Nog iets wat ik bemerkte bij mezelf, wat een beetje vreemd is, is het volgende: Ik heb in het hoofdstuk Eunuchs en ontmanning uit Deel 3 van mijn verhaal, verteld over mijn ervaringen met autogynefilie, waar ik in de periode na mijn mislukte deeltijdtherapie, een tijdje last van had. Het is het gevoel seksueel gestimuleerd te worden, als je je inbeeldt dat je een vrouwenlichaam hebt. Ik vond dit vreselijk, omdat ik erg graag een man wil zijn, en heb in dat hoofdstuk dan ook beschreven hoe het bij mij ontstond. Maar nu, jaren later, bemerk ik het tegenovergestelde bij mezelf.
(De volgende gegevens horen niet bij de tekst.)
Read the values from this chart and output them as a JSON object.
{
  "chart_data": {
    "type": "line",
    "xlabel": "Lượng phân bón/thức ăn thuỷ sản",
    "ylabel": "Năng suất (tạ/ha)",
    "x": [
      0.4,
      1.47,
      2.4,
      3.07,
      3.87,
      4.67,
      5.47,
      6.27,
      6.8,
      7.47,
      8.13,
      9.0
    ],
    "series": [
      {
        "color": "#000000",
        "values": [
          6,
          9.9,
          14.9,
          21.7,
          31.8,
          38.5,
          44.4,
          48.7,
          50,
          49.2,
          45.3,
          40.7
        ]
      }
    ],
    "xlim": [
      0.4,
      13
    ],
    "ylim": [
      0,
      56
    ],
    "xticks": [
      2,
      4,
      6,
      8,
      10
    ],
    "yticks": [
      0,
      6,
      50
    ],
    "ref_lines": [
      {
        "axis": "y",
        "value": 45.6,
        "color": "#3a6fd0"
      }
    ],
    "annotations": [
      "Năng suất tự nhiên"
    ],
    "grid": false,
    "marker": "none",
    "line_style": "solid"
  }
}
Ik voel me nu ineens juist gestimuleerd als ik doe alsof ik een capabel mannenlichaam heb. Ik heb natuurlijk een mannenlichaam, maar ik onderdruk het lichamelijke in mezelf, die mannelijke gevoelens van agressie, zo ontzettend, dat ik ontmand ben, en mezelf een mislukte man voel. Inbeelden dat ik een echte, capabele man ben, stimuleert me, al blijft het gevoel altijd dat ik dat niet ben. Dus nu gaat de identificatie die ik (toen ik uit de kliniek kwam) met mannen had, in lichte gevoelens van autoandrofilie zitten. De man in mijn fantasie, als een object zien waarmee je je in de realiteit seksueel of romantisch verbindt, heb ik geen enkel verlangen voor, maar inbeelden dat ik die man ben, voelt wel goed. Dus als het ware, komt dat stukje uit de klinische therapie nu terug, al kan ik niet mijn kracht van toen terugvinden, helaas, in deze toestand. En blijf ik mezelf helaas een incapabele man voelen. Dat is jammer, maar ik hoop nog steeds op een wonder in de toekomst. Ik blijf het in ieder geval documenteren, ook al is het eigenlijk persoonlijk. Ik hoop te laten zien dat seksualiteit meer is dan hetero, homo, bi of trans, maar dat het eigenlijk een verhaal is van wie je bent, wat je meegemaakt heb, en dat een groot deel van de expressies valide ervaringen zijn, ook al komen ze enigszins vreemd over en kun je er behoorlijk last van hebben, al hoeft dat laatste niet altijd zo te zijn.